Seit mehr als 17 Jahren lebt Nora Krug in New York. Sie ist mit einem amerikanischen jüdischen Mann verheiratet. Eine ihrer ersten Begegnungen in den USA geht ihr nicht aus dem Kopf. Erst vor kurzem nach New York gezogen, stand sie auf der Dachterrasse einer Freundin, als eine alte Frau, die ebenfalls dort saß, Krug fragte, ob sie aus Deutschland sei. Nachdem sie dies bejahte, erkundigte sich die junge Studentin vollkommen unbedarft, ob die alte Frau schon einmal in Deutschland gewesen sei. Erst die Erwiderung "vor sehr langer Zeit" ließ Nora Krug verstehen. Die Frau erzählte von ihrem Überleben im Konzentrationslager. Sechzehn Mal habe eine KZ-Aufseherin sie im letzten Moment vor der Gaskammer gerettet, vermutlich weil die Aufseherin in sie verliebt gewesen sei – eine Frau die alle anderen im Lager mit gnadenloser Gewalt schikanierte.
Auf einer der ersten Seiten der Graphic Memoir blickt die Leserin in die Gesichter auf den Schwarz-Weiß-Fotos von neun KZ-Aufseherinnen im Jahr 1945.
Was diese Begegnung bei Nora Krug auslöste, waren Scham und Schuldgefühle. In einem Gespräch mit der FAZ bekräftigt die Autorin, sie glaube an Hannah Arendts Satz "Wo alle schuldig sind, ist es keiner". Trotzdem empfindet die mehr als 30 Jahre nach dem Ende des Zweiten Weltkrieges Geborene gegen alle eigenen Überzeugungen ein kollektives Schuldgefühl.

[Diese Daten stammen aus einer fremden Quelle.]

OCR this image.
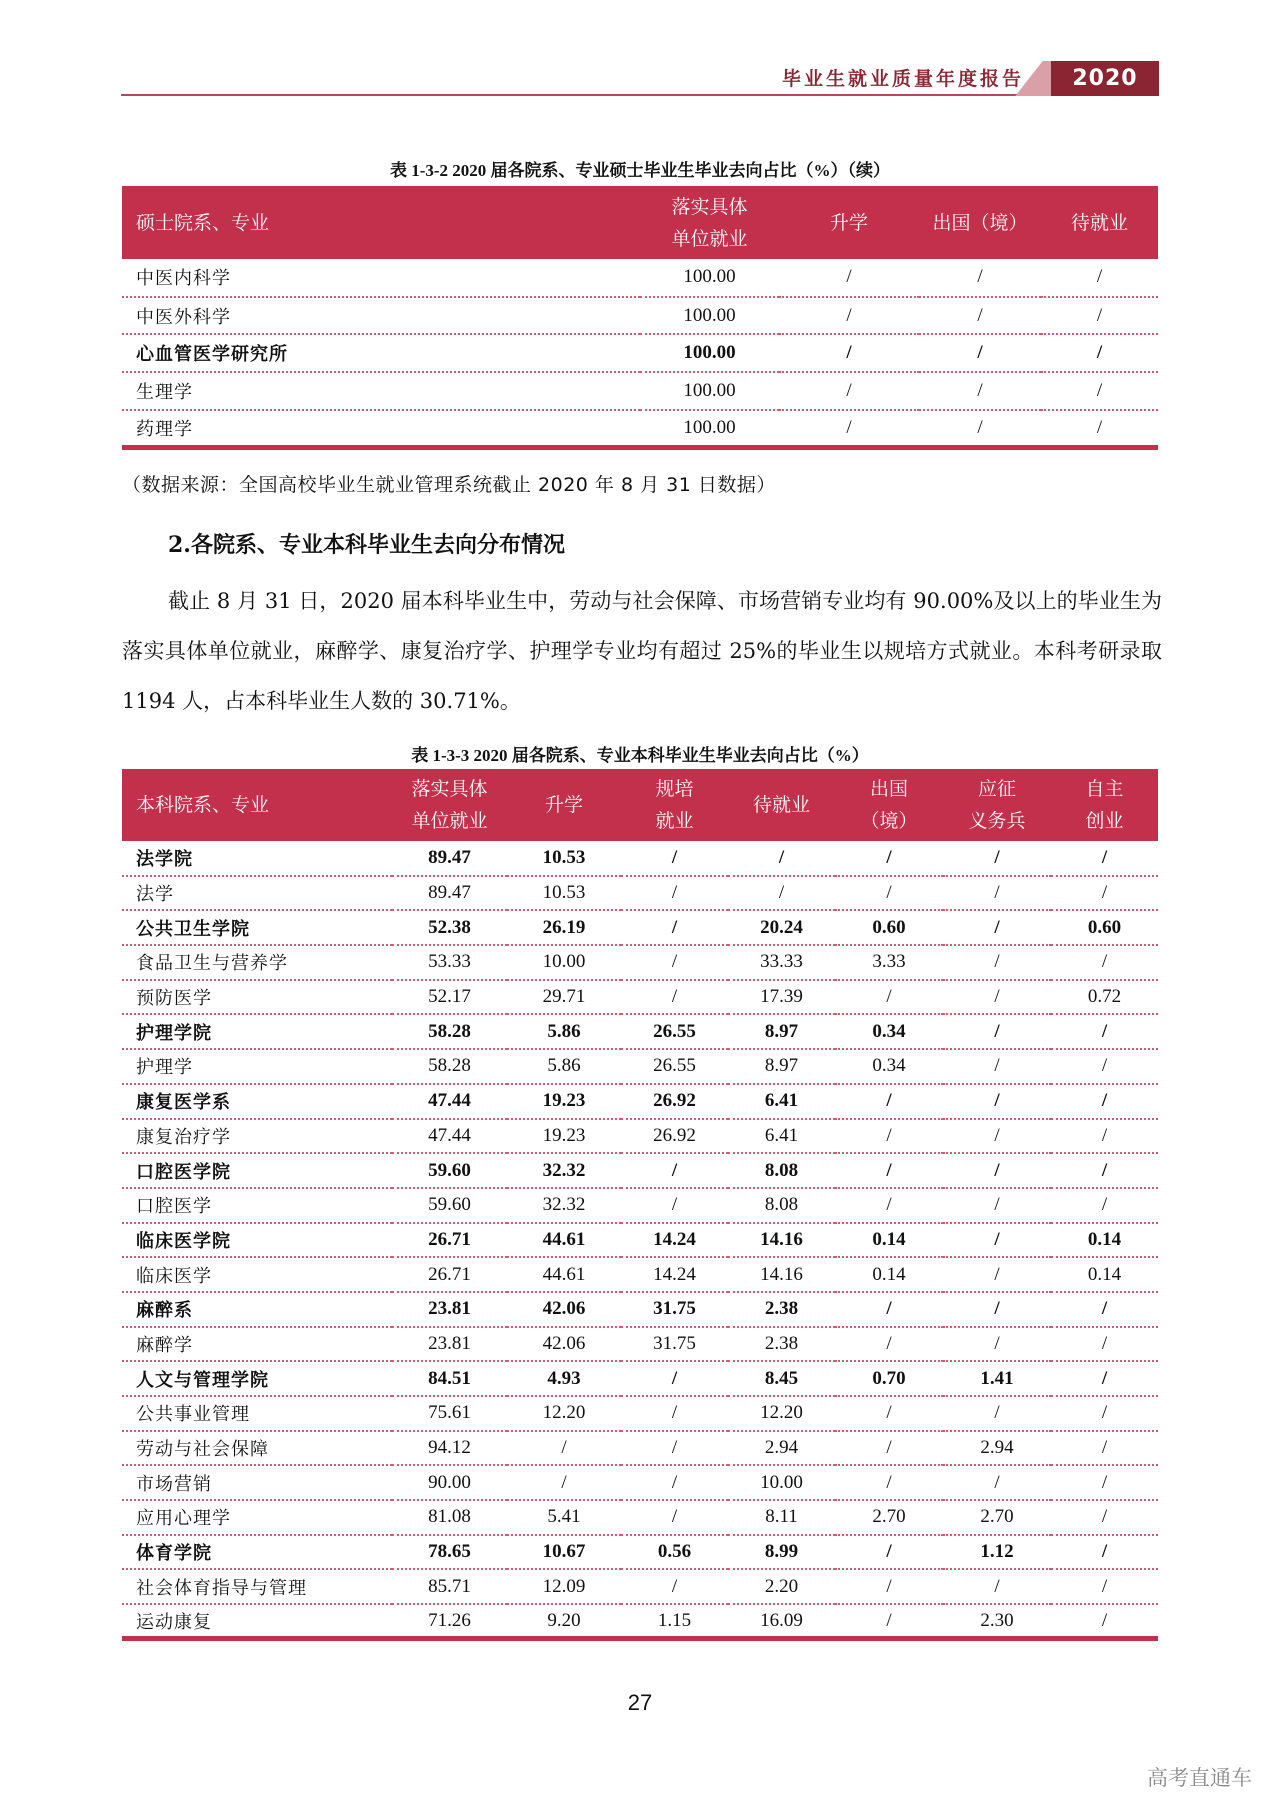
毕业生就业质量年度报告	2020
表 1-3-2 2020 届各院系、专业硕士毕业生毕业去向占比（%）（续）
硕士院系、专业	落实具体
单位就业	升学	出国（境）	待就业

中医内科学	100.00	/	/	/
中医外科学	100.00	/	/	/
心血管医学研究所	100.00	/	/	/
生理学	100.00	/	/	/
药理学	100.00	/	/	/
（数据来源：全国高校毕业生就业管理系统截止 2020 年 8 月 31 日数据）
2.各院系、专业本科毕业生去向分布情况
截止 8 月 31 日，2020 届本科毕业生中，劳动与社会保障、市场营销专业均有 90.00%及以上的毕业生为落实具体单位就业，麻醉学、康复治疗学、护理学专业均有超过 25%的毕业生以规培方式就业。本科考研录取 1194 人，占本科毕业生人数的 30.71%。
表 1-3-3 2020 届各院系、专业本科毕业生毕业去向占比（%）
本科院系、专业

落实具体
单位就业

升学

规培
就业

待就业

出国
（境）

应征
义务兵

自主
创业

法学院	89.47	10.53	/	/	/	/	/
法学	89.47	10.53	/	/	/	/	/
公共卫生学院	52.38	26.19	/	20.24	0.60	/	0.60
食品卫生与营养学	53.33	10.00	/	33.33	3.33	/	/
预防医学	52.17	29.71	/	17.39	/	/	0.72
护理学院	58.28	5.86	26.55	8.97	0.34	/	/
护理学	58.28	5.86	26.55	8.97	0.34	/	/
康复医学系	47.44	19.23	26.92	6.41	/	/	/
康复治疗学	47.44	19.23	26.92	6.41	/	/	/
口腔医学院	59.60	32.32	/	8.08	/	/	/
口腔医学	59.60	32.32	/	8.08	/	/	/
临床医学院	26.71	44.61	14.24	14.16	0.14	/	0.14
临床医学	26.71	44.61	14.24	14.16	0.14	/	0.14
麻醉系	23.81	42.06	31.75	2.38	/	/	/
麻醉学	23.81	42.06	31.75	2.38	/	/	/
人文与管理学院	84.51	4.93	/	8.45	0.70	1.41	/
公共事业管理	75.61	12.20	/	12.20	/	/	/
劳动与社会保障	94.12	/	/	2.94	/	2.94	/
市场营销	90.00	/	/	10.00	/	/	/
应用心理学	81.08	5.41	/	8.11	2.70	2.70	/
体育学院	78.65	10.67	0.56	8.99	/	1.12	/
社会体育指导与管理	85.71	12.09	/	2.20	/	/	/
运动康复	71.26	9.20	1.15	16.09	/	2.30	/
27
高考直通车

Sie begann sich zu erinnern, wie über Konzentrationslager in Deutschland gesprochen wurde: hinter vorgehaltener Hand, im Flüsterton. Als Kind dachte sie, Juden und Jüdinnen gäbe es nur in der Bibel. "Sie erschienen mir ungreifbar wie eine schon lange ausgestorbene Tierart." Auf der nächsten Seite stürzt uns das brennende Paulinchen aus dem Struwwelpeter entgegen, von der die kleine Nora lernt, dass man kein Mitleid mit sich haben darf, wenn man für sein Verderben selbst verantwortlich ist. Der Krieg war in ihrer Kindheit stets präsent, blieb aber unbeachtet wie die Löwenkopfterrine meiner Großmutter.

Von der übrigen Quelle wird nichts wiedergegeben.